By default, the columns to transform are assumed to be called ""Start Date"" and ""End Date"", and the output date column is called ""Date"".
These column names can be adjusted with the optional input parameters.
"
]
in
Value.ReplaceType(fn, fnType)
Here are a few considerations that I baked into the function definition, which are good to bear in mind whenever you define your own custom functions.
I made sure to document the function, both with comments in the M code to explain steps and by explicitly defining documentation. If you aren’t in the practice of documenting your custom functions, Lars Schreiber has a good blog series on how to go about it.
I provided optional parameters so that you can identify which columns to use as your Start Date and End Date, for when the names in your query vary from these generic names.

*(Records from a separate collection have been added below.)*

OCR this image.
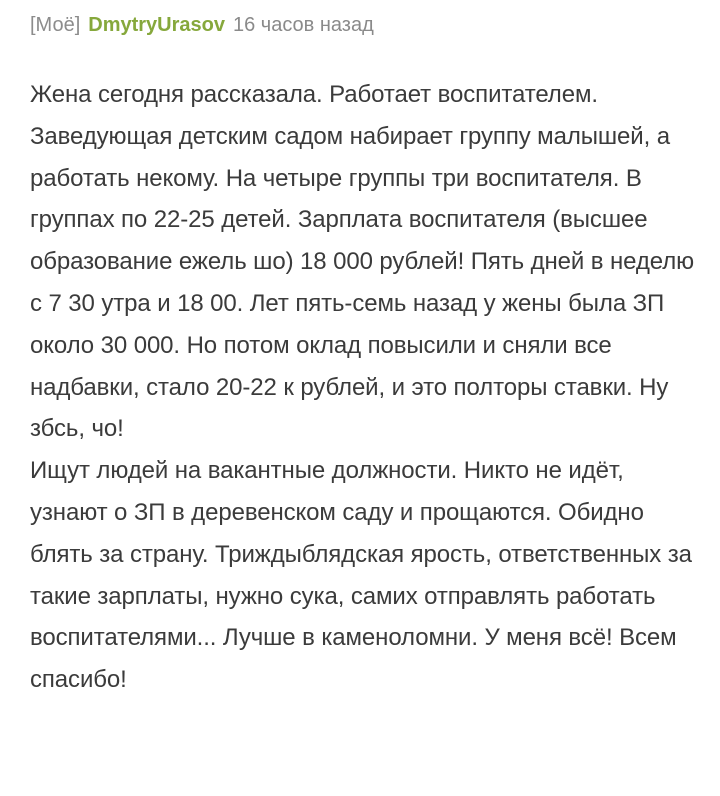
[Моё] DmytryUrasov 16 часов назад

Жена сегодня рассказала. Работает воспитателем. Заведующая детским садом набирает группу малышей, а работать некому. На четыре группы три воспитателя. В группах по 22-25 детей. Зарплата воспитателя (высшее образование ежель шо) 18 000 рублей! Пять дней в неделю с 7 30 утра и 18 00. Лет пять-семь назад у жены была ЗП около 30 000. Но потом оклад повысили и сняли все надбавки, стало 20-22 к рублей, и это полторы ставки. Ну збсь, чо!

Ищут людей на вакантные должности. Никто не идёт, узнают о ЗП в деревенском саду и прощаются. Обидно блять за страну. Триждыблядская ярость, ответственных за такие зарплаты, нужно сука, самих отправлять работать воспитателями... Лучше в каменоломни. У меня всё! Всем спасибо!
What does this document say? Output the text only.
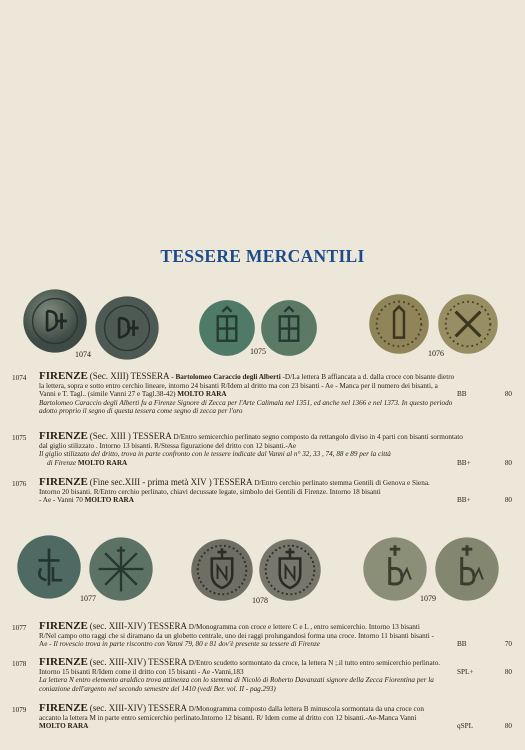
TESSERE MERCANTILI
1074	1075	1076
1074	FIRENZE (Sec. XIII) TESSERA - Bartolomeo Caraccio degli Alberti -D/La lettera B affiancata a d. dalla croce con bisante dietro
la lettera, sopra e sotto entro cerchio lineare, intorno 24 bisanti R/Idem al dritto ma con 23 bisanti - Ae - Manca per il numero dei bisanti, a
Vanni e T. Tagl.. (simile Vanni 27 e Tagl.38-42) MOLTO RARA	BB	80
Bartolomeo Caraccio degli Alberti fu a Firenze Signore di Zecca per l'Arte Calimala nel 1351, ed anche nel 1366 e nel 1373. In questo periodo
adotto proprio il segno di questa tessera come segno di zecca per l'oro
1075	FIRENZE (Sec. XIII ) TESSERA D/Entro semicerchio perlinato segno composto da rettangolo diviso in 4 parti con bisanti sormontato
dal giglio stilizzato . Intorno 13 bisanti. R/Stessa figurazione del dritto con 12 bisanti.-Ae
Il giglio stilizzato del dritto, trova in parte confronto con le tessere indicate dal Vanni al n° 32, 33 , 74, 88 e 89 per la città
di Firenze MOLTO RARA	BB+	80
1076	FIRENZE (Fine sec.XIII - prima metà XIV ) TESSERA D/Entro cerchio perlinato stemma Gentili di Genova e Siena.
Intorno 20 bisanti. R/Entro cerchio perlinato, chiavi decussate legate, simbolo dei Gentili di Firenze. Intorno 18 bisanti
- Ae - Vanni 70 MOLTO RARA	BB+	80
1077	1078	1079
1077	FIRENZE (sec. XIII-XIV) TESSERA D/Monogramma con croce e lettere C e L , entro semicerchio. Intorno 13 bisanti
R/Nel campo otto raggi che si diramano da un globetto centrale, uno dei raggi prolungandosi forma una croce. Intorno 11 bisanti bisanti -
Ae - Il rovescio trova in parte riscontro con Vanni 79, 80 e 81 dov'è presente su tessere di Firenze	BB	70
1078	FIRENZE (sec. XIII-XIV) TESSERA D/Entro scudetto sormontato da croce, la lettera N ;.il tutto entro semicerchio perlinato.
Intorno 15 bisanti R/Idem come il dritto con 15 bisanti - Ae -Vanni,183	SPL+	80
La lettera N entro elemento araldico trova attinenza con lo stemma di Nicolò di Roberto Davanzati signore della Zecca Fiorentina per la
coniazione dell'argento nel secondo semestre del 1410 (vedi Ber. vol. II - pag.293)
1079	FIRENZE (sec. XIII-XIV) TESSERA D/Monogramma composto dalla lettera B minuscola sormontata da una croce con
accanto la lettera M in parte entro semicerchio perlinato.Intorno 12 bisanti. R/ Idem come al dritto con 12 bisanti.-Ae-Manca Vanni
MOLTO RARA	qSPL	80
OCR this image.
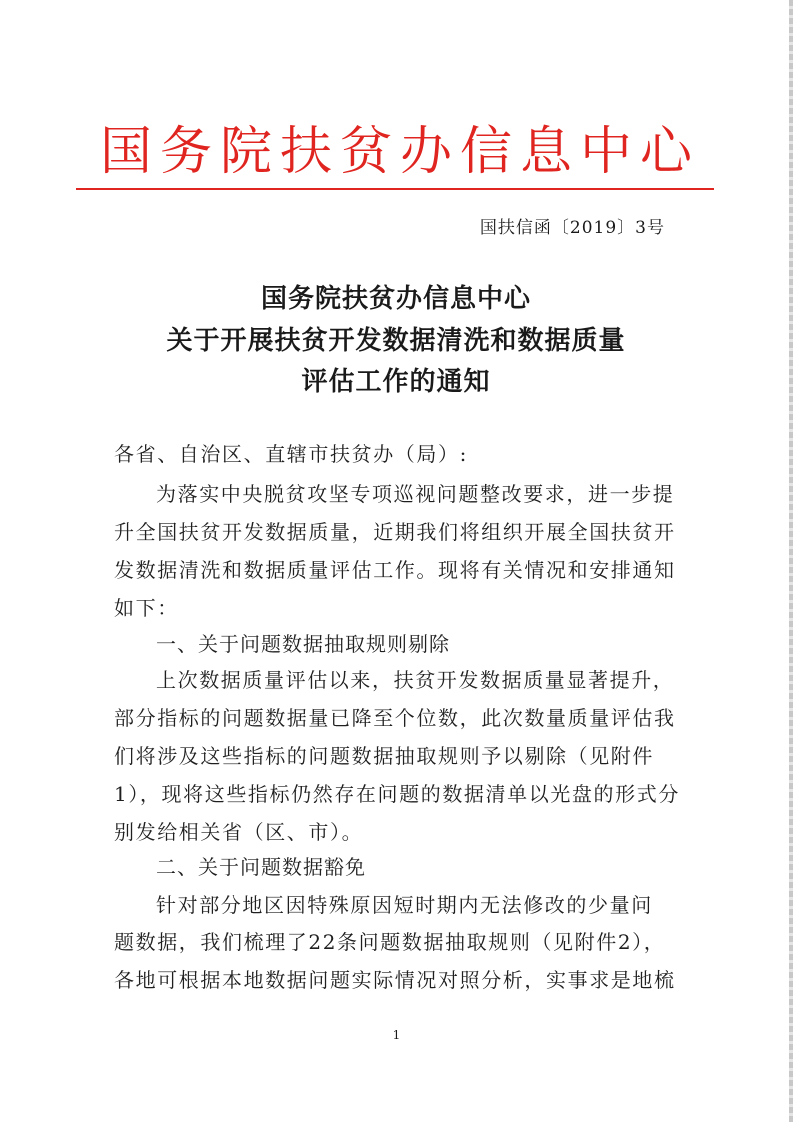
国务院扶贫办信息中心
国扶信函〔2019〕3号
国务院扶贫办信息中心
关于开展扶贫开发数据清洗和数据质量
评估工作的通知
各省、自治区、直辖市扶贫办（局）:
为落实中央脱贫攻坚专项巡视问题整改要求，进一步提
升全国扶贫开发数据质量，近期我们将组织开展全国扶贫开
发数据清洗和数据质量评估工作。现将有关情况和安排通知
如下：
一、关于问题数据抽取规则剔除
上次数据质量评估以来，扶贫开发数据质量显著提升，
部分指标的问题数据量已降至个位数，此次数量质量评估我
们将涉及这些指标的问题数据抽取规则予以剔除（见附件
1），现将这些指标仍然存在问题的数据清单以光盘的形式分
别发给相关省（区、市）。
二、关于问题数据豁免
针对部分地区因特殊原因短时期内无法修改的少量问
题数据，我们梳理了22条问题数据抽取规则（见附件2），
各地可根据本地数据问题实际情况对照分析，实事求是地梳
1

While I was thinking about different column names, I also added the option to define what the output name for the final Date column would be, if you don’t want to generically call it Date.
I also added a step to remove errors from your input date columns if they happen to contain them. Depending on why the errors occured, it may be more useful to replace the errors before applying the function. Adding in the error-removing logic ensures that the function doesn’t break if errors happen to occur.
If you find yourself in a situation where you have to expand a date range into a full list, feel free to give this one a go!